What is sparse representation in image processing?
Sparse approximation (also known as sparse representation) theory deals with sparse solutions for systems of linear equations. Techniques for finding these solutions and exploiting them in applications have found wide use in image processing, signal processing, machine learning, medical imaging, and more.
What is compression in image processing?
Image compression is minimizing the size in bytes of a graphics file without degrading the quality of the image to an unacceptable level. The reduction in file size allows more images to be stored in a given amount of disk or memory space.
Which transform is used for image compression?
Discrete Cosine Transform (DCT) – The most widely used form of lossy compression. It is a type of Fourier-related transform, and was originally developed by Nasir Ahmed, T.
Why is sparse represented?
Sparse representations are obtained in a basis that takes advantage of some form of regularity of the input signals, creating many small-amplitude coefficients. Audio signals, such as musical recordings, also have a complex geometric regularity in time-frequency dictionaries.
Why and when do we use sparse representation?
Sparse representations of a signal are easier to describe because they’re short and highlight the essential features. This can be helpful if one wants to understand the signal, the process that generated it, or other systems that interact with it.
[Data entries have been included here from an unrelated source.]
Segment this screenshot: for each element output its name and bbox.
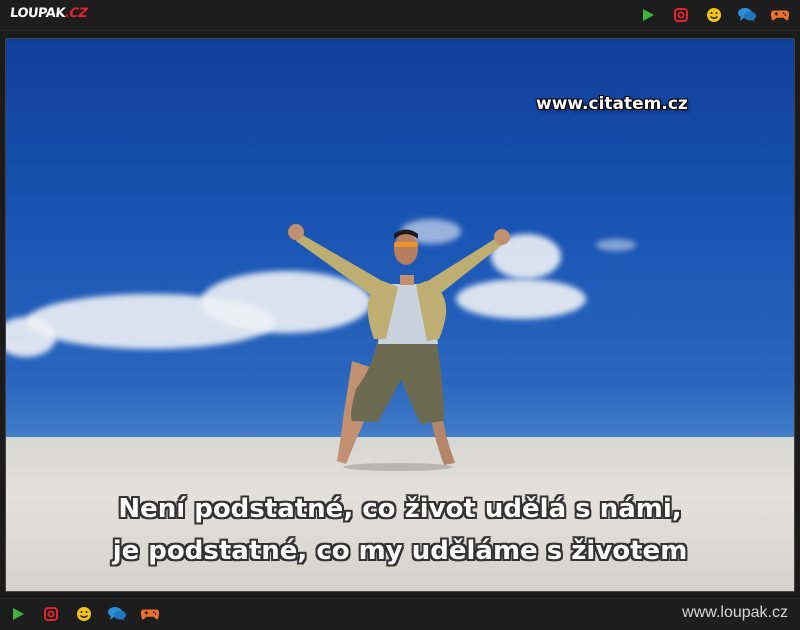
smiley-icon[interactable] <box>704 5 724 25</box>
shorts <box>351 339 444 424</box>
head <box>394 233 418 265</box>
photo-frame: www.citatem.cz Není podstatné, co život … <box>5 38 795 592</box>
top-bar: LOUPAK.CZ <box>0 0 800 31</box>
smiley-icon[interactable] <box>74 604 94 624</box>
shadow <box>343 463 453 471</box>
logo[interactable]: LOUPAK.CZ <box>9 6 88 21</box>
logo-text: LOUPAK <box>9 6 66 21</box>
quote-line-1: Není podstatné, co život udělá s námi, <box>118 494 682 524</box>
site-url[interactable]: www.loupak.cz <box>682 604 788 622</box>
chat-icon[interactable] <box>737 5 757 25</box>
quote-line-2: je podstatné, co my uděláme s životem <box>112 536 688 566</box>
chat-icon[interactable] <box>107 604 127 624</box>
bottom-icons <box>8 604 173 624</box>
instagram-icon[interactable] <box>41 604 61 624</box>
logo-suffix: .CZ <box>64 6 89 21</box>
left-arm <box>296 234 384 297</box>
instagram-icon[interactable] <box>671 5 691 25</box>
sunglasses <box>394 242 418 247</box>
right-hand <box>494 229 510 245</box>
gamepad-icon[interactable] <box>770 5 790 25</box>
gamepad-icon[interactable] <box>140 604 160 624</box>
right-arm <box>426 237 503 297</box>
play-icon[interactable] <box>8 604 28 624</box>
left-hand <box>288 224 304 240</box>
play-icon[interactable] <box>638 5 658 25</box>
neck <box>400 275 414 285</box>
watermark: www.citatem.cz <box>536 94 688 114</box>
top-icons <box>638 5 790 25</box>
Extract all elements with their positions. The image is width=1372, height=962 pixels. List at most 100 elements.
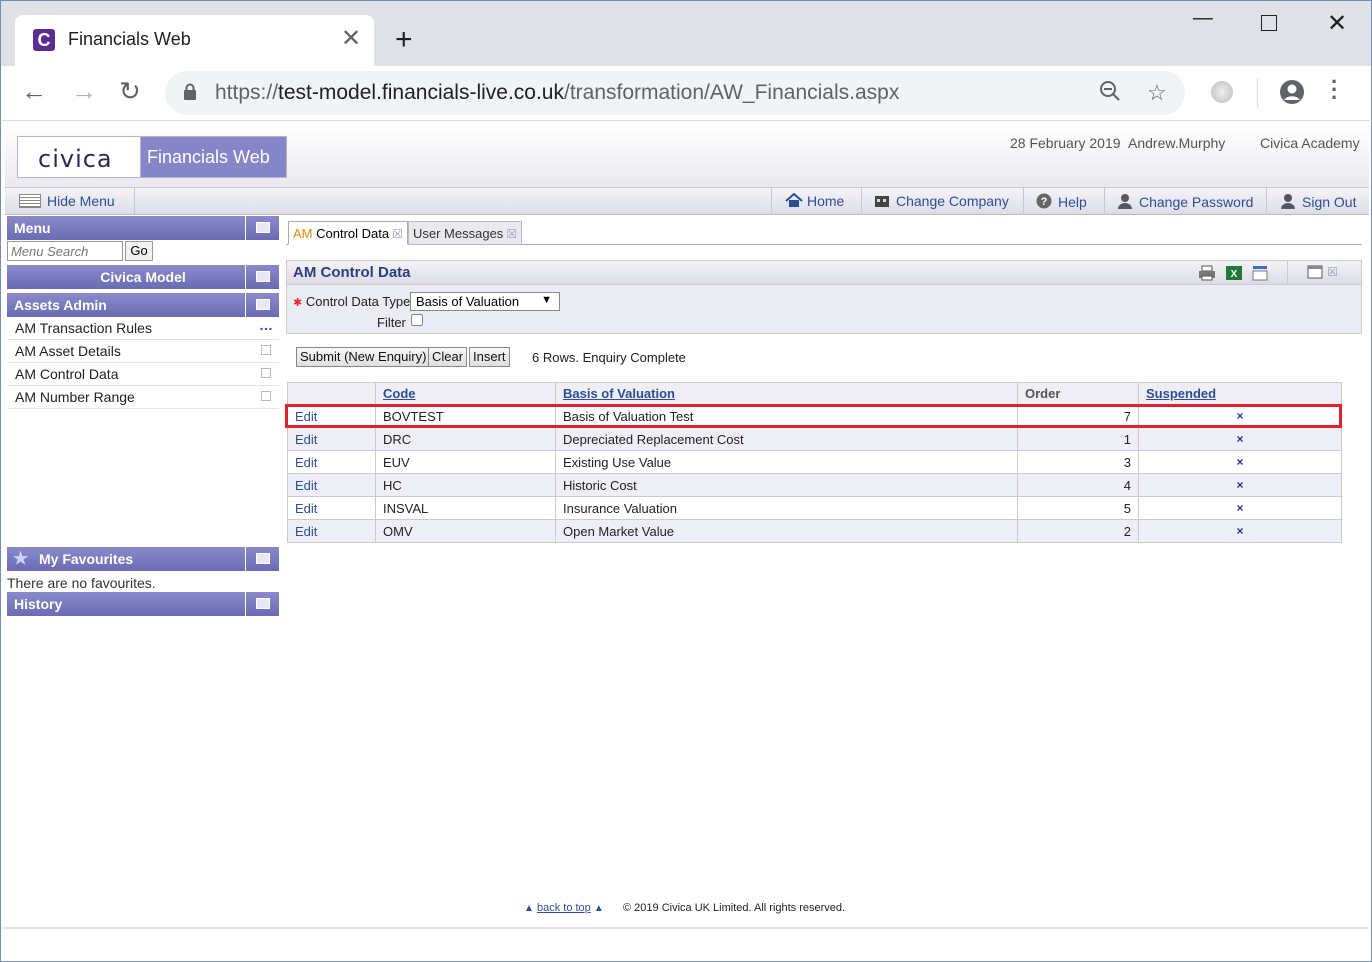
no-favourites-text: There are no favourites.: [7, 575, 156, 591]
table-row: Edit DRC Depreciated Replacement Cost 1 …: [287, 427, 1342, 451]
menu-panel-toggle-icon[interactable]: [245, 216, 279, 240]
reload-icon[interactable]: ↻: [119, 78, 141, 104]
sidebar-item-am-control-data[interactable]: AM Control Data: [7, 363, 279, 386]
bookmark-star-icon[interactable]: ☆: [1147, 80, 1167, 106]
filter-label: Filter: [377, 315, 406, 330]
help-link[interactable]: ? Help: [1036, 193, 1087, 210]
code-cell: EUV: [375, 450, 556, 474]
change-password-link[interactable]: Change Password: [1117, 193, 1253, 210]
enquiry-status-text: 6 Rows. Enquiry Complete: [532, 350, 686, 365]
sidebar-item-am-number-range[interactable]: AM Number Range: [7, 386, 279, 409]
change-company-link[interactable]: Change Company: [874, 193, 1009, 209]
address-bar[interactable]: https://test-model.financials-live.co.uk…: [165, 71, 1185, 115]
order-cell: 2: [1017, 519, 1139, 543]
forward-arrow-icon[interactable]: →: [71, 78, 97, 104]
basis-cell: Open Market Value: [555, 519, 1018, 543]
user-signout-icon: [1280, 193, 1296, 209]
menu-search-input[interactable]: [7, 241, 123, 261]
profile-avatar-icon[interactable]: [1279, 79, 1305, 105]
control-data-type-select[interactable]: Basis of Valuation ▼: [410, 292, 560, 311]
print-icon[interactable]: [1198, 265, 1215, 281]
panel-close-icon[interactable]: ☒: [1327, 265, 1343, 281]
maximize-icon[interactable]: [1261, 15, 1277, 31]
column-header-basis[interactable]: Basis of Valuation: [555, 382, 1018, 405]
minimize-icon[interactable]: —: [1193, 7, 1213, 30]
table-row: Edit OMV Open Market Value 2 ×: [287, 519, 1342, 543]
svg-text:?: ?: [1041, 196, 1048, 208]
window-close-icon[interactable]: ✕: [1327, 9, 1347, 38]
panel-title: AM Control Data: [293, 264, 411, 281]
home-icon: [785, 192, 803, 207]
more-options-icon[interactable]: …: [259, 317, 273, 333]
table-row: Edit HC Historic Cost 4 ×: [287, 473, 1342, 497]
extension-icon[interactable]: [1211, 81, 1233, 103]
open-window-icon[interactable]: [261, 345, 271, 355]
control-data-type-label: ✱ Control Data Type: [293, 294, 411, 309]
table-row: Edit BOVTEST Basis of Valuation Test 7 ×: [287, 404, 1342, 428]
code-cell: HC: [375, 473, 556, 497]
edit-link[interactable]: Edit: [287, 519, 376, 543]
control-data-table: Code Basis of Valuation Order Suspended …: [287, 382, 1342, 543]
insert-button[interactable]: Insert: [469, 347, 510, 367]
basis-cell: Insurance Valuation: [555, 496, 1018, 520]
civica-model-header[interactable]: Civica Model: [7, 265, 279, 289]
suspended-x-icon: ×: [1138, 404, 1342, 428]
sign-out-link[interactable]: Sign Out: [1280, 193, 1356, 210]
filter-checkbox[interactable]: [411, 314, 423, 326]
open-window-icon[interactable]: [261, 391, 271, 401]
column-chooser-icon[interactable]: [1252, 265, 1268, 281]
section-up-icon[interactable]: [245, 293, 279, 317]
favourites-toggle-icon[interactable]: [245, 547, 279, 571]
close-tab-icon[interactable]: ✕: [341, 27, 361, 51]
column-header-code[interactable]: Code: [375, 382, 556, 405]
back-arrow-icon[interactable]: ←: [21, 78, 47, 104]
footer-divider: [3, 927, 1369, 929]
hide-menu-button[interactable]: Hide Menu: [19, 193, 115, 209]
edit-link[interactable]: Edit: [287, 404, 376, 428]
close-tab-icon[interactable]: ☒: [506, 227, 517, 241]
back-to-top-link[interactable]: ▲ back to top ▲: [524, 902, 604, 914]
more-menu-icon[interactable]: · · ·: [1331, 71, 1338, 109]
clear-button[interactable]: Clear: [428, 347, 468, 367]
home-link[interactable]: Home: [785, 192, 844, 209]
tab-user-messages[interactable]: User Messages ☒: [408, 221, 523, 245]
edit-link[interactable]: Edit: [287, 427, 376, 451]
assets-admin-header[interactable]: Assets Admin: [7, 293, 279, 317]
app-frame: civica Financials Web 28 February 2019 A…: [0, 120, 1372, 962]
history-toggle-icon[interactable]: [245, 592, 279, 616]
favourites-header[interactable]: My Favourites ★: [7, 547, 279, 571]
table-header-row: Code Basis of Valuation Order Suspended: [287, 382, 1342, 405]
history-header[interactable]: History: [7, 592, 279, 616]
submit-new-enquiry-button[interactable]: Submit (New Enquiry): [296, 347, 431, 367]
edit-link[interactable]: Edit: [287, 450, 376, 474]
tab-am-control-data[interactable]: AM Control Data ☒: [288, 221, 408, 245]
svg-text:X: X: [1231, 269, 1238, 280]
sidebar-item-am-transaction-rules[interactable]: AM Transaction Rules…: [7, 317, 279, 340]
browser-tab[interactable]: C Financials Web ✕: [15, 15, 374, 67]
column-header-order: Order: [1017, 382, 1139, 405]
browser-toolbar: ← → ↻ https://test-model.financials-live…: [0, 66, 1372, 120]
enquiry-form: ✱ Control Data Type Basis of Valuation ▼ …: [286, 285, 1362, 334]
model-toggle-icon[interactable]: [245, 265, 279, 289]
new-tab-button[interactable]: +: [395, 25, 413, 55]
open-window-icon[interactable]: [261, 368, 271, 378]
sidebar-item-am-asset-details[interactable]: AM Asset Details: [7, 340, 279, 363]
app-name-banner: Financials Web: [141, 136, 287, 178]
zoom-icon[interactable]: [1099, 80, 1121, 108]
excel-export-icon[interactable]: X: [1225, 265, 1242, 281]
panel-window-icon[interactable]: [1307, 265, 1323, 281]
edit-link[interactable]: Edit: [287, 496, 376, 520]
app-header: civica Financials Web 28 February 2019 A…: [5, 125, 1369, 187]
column-header-suspended[interactable]: Suspended: [1138, 382, 1342, 405]
suspended-x-icon: ×: [1138, 450, 1342, 474]
table-row: Edit INSVAL Insurance Valuation 5 ×: [287, 496, 1342, 520]
header-date: 28 February 2019: [1010, 135, 1121, 151]
panel-header: AM Control Data X ☒: [286, 260, 1362, 285]
menu-search-go-button[interactable]: Go: [125, 241, 153, 261]
help-icon: ?: [1036, 193, 1052, 209]
close-tab-icon[interactable]: ☒: [392, 227, 403, 241]
app-menubar: Hide Menu Home Change Company ? Help Chan…: [5, 187, 1369, 215]
edit-link[interactable]: Edit: [287, 473, 376, 497]
basis-cell: Depreciated Replacement Cost: [555, 427, 1018, 451]
url-text: https://test-model.financials-live.co.uk…: [215, 81, 900, 104]
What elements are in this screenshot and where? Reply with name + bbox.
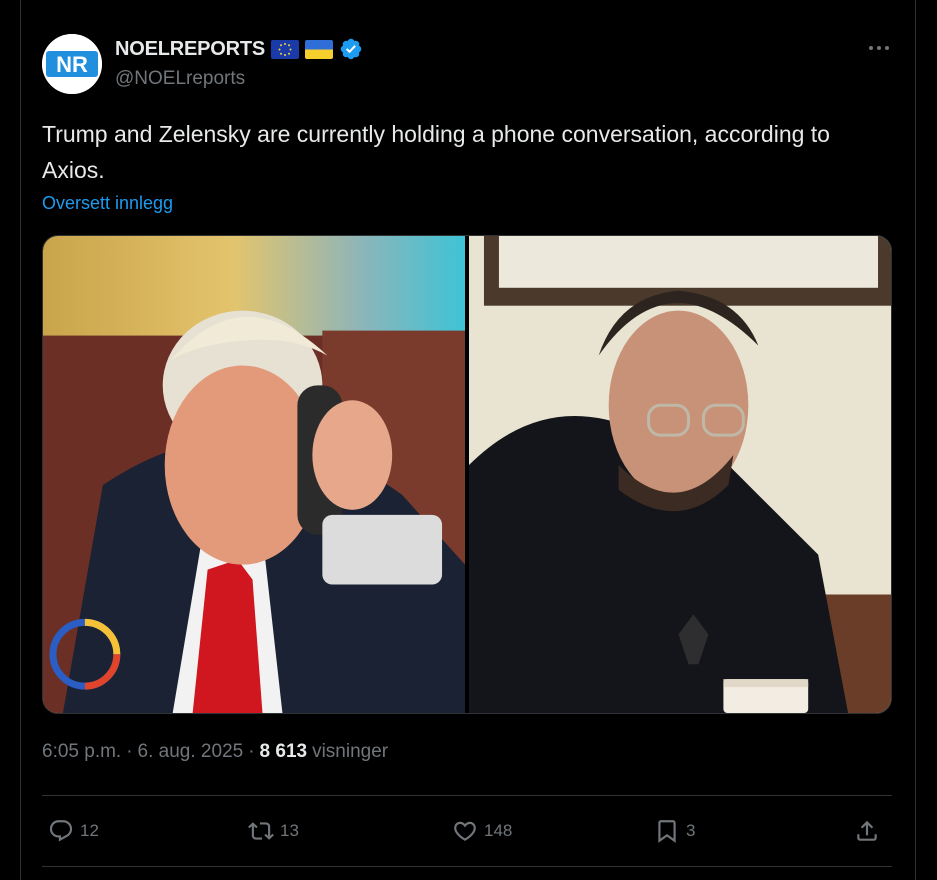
author-name-row[interactable]: NOELREPORTS (115, 37, 363, 61)
reply-icon (49, 820, 73, 842)
tweet-media[interactable] (42, 235, 892, 714)
divider-top (42, 795, 892, 796)
avatar-initials: NR (56, 52, 88, 77)
bookmark-count: 3 (686, 821, 696, 840)
verified-badge-icon[interactable] (339, 37, 363, 61)
display-name[interactable]: NOELREPORTS (115, 38, 265, 61)
ukraine-flag-icon (305, 39, 334, 59)
meta-separator: · (126, 741, 133, 762)
nr-logo-icon: NR (42, 34, 102, 94)
tweet-date[interactable]: 6. aug. 2025 (138, 741, 244, 763)
bookmark-icon (658, 820, 676, 843)
timeline-border-left (20, 0, 21, 880)
views-label: visninger (312, 741, 389, 762)
tweet-meta: 6:05 p.m. · 6. aug. 2025 · 8 613 visning… (42, 741, 388, 763)
photo-zelensky-on-phone-icon (469, 236, 891, 713)
tweet-text: Trump and Zelensky are currently holding… (42, 121, 830, 183)
tweet-time[interactable]: 6:05 p.m. (42, 741, 121, 763)
media-photo-left[interactable] (43, 236, 465, 713)
photo-trump-on-phone-icon (43, 236, 465, 713)
avatar[interactable]: NR (42, 34, 102, 94)
views-count: 8 613 (259, 741, 308, 762)
heart-icon (454, 821, 476, 841)
divider-bottom (42, 866, 892, 867)
repost-button[interactable]: 13 (248, 810, 299, 852)
reply-count: 12 (80, 821, 99, 840)
timeline-border-right (915, 0, 916, 880)
repost-count: 13 (280, 821, 299, 840)
author-handle[interactable]: @NOELreports (115, 68, 245, 90)
like-count: 148 (484, 821, 513, 840)
bookmark-button[interactable]: 3 (654, 810, 695, 852)
more-options-icon[interactable] (865, 38, 893, 58)
action-bar: 12 13 148 3 (42, 810, 892, 852)
share-button[interactable] (854, 810, 880, 852)
repost-icon (248, 822, 274, 840)
eu-flag-icon (271, 39, 300, 59)
translate-post-link[interactable]: Oversett innlegg (42, 193, 173, 214)
meta-separator: · (248, 741, 255, 762)
share-icon (857, 820, 877, 841)
reply-button[interactable]: 12 (48, 810, 99, 852)
media-photo-right[interactable] (469, 236, 891, 713)
like-button[interactable]: 148 (452, 810, 512, 852)
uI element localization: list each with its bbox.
What are the types of compression?
There are two main types of compression: lossy and lossless.
What are compression techniques?
Compression techniques fall into two classes: lossless and lossy. Both are very common in use: an example of lossless compression is ZIP archive files and an example of lossy compression is JPEG image files.
Why do we need sparse coding?
If you try to find a vector space to plot a representation of your data, you need to find a basis of vectors. Given a number of dimensions, sparse coding tries to learn an over-complete basis to represent data efficiently. To do so, you must have provided at first enough dimensions to learn this over-complete basis.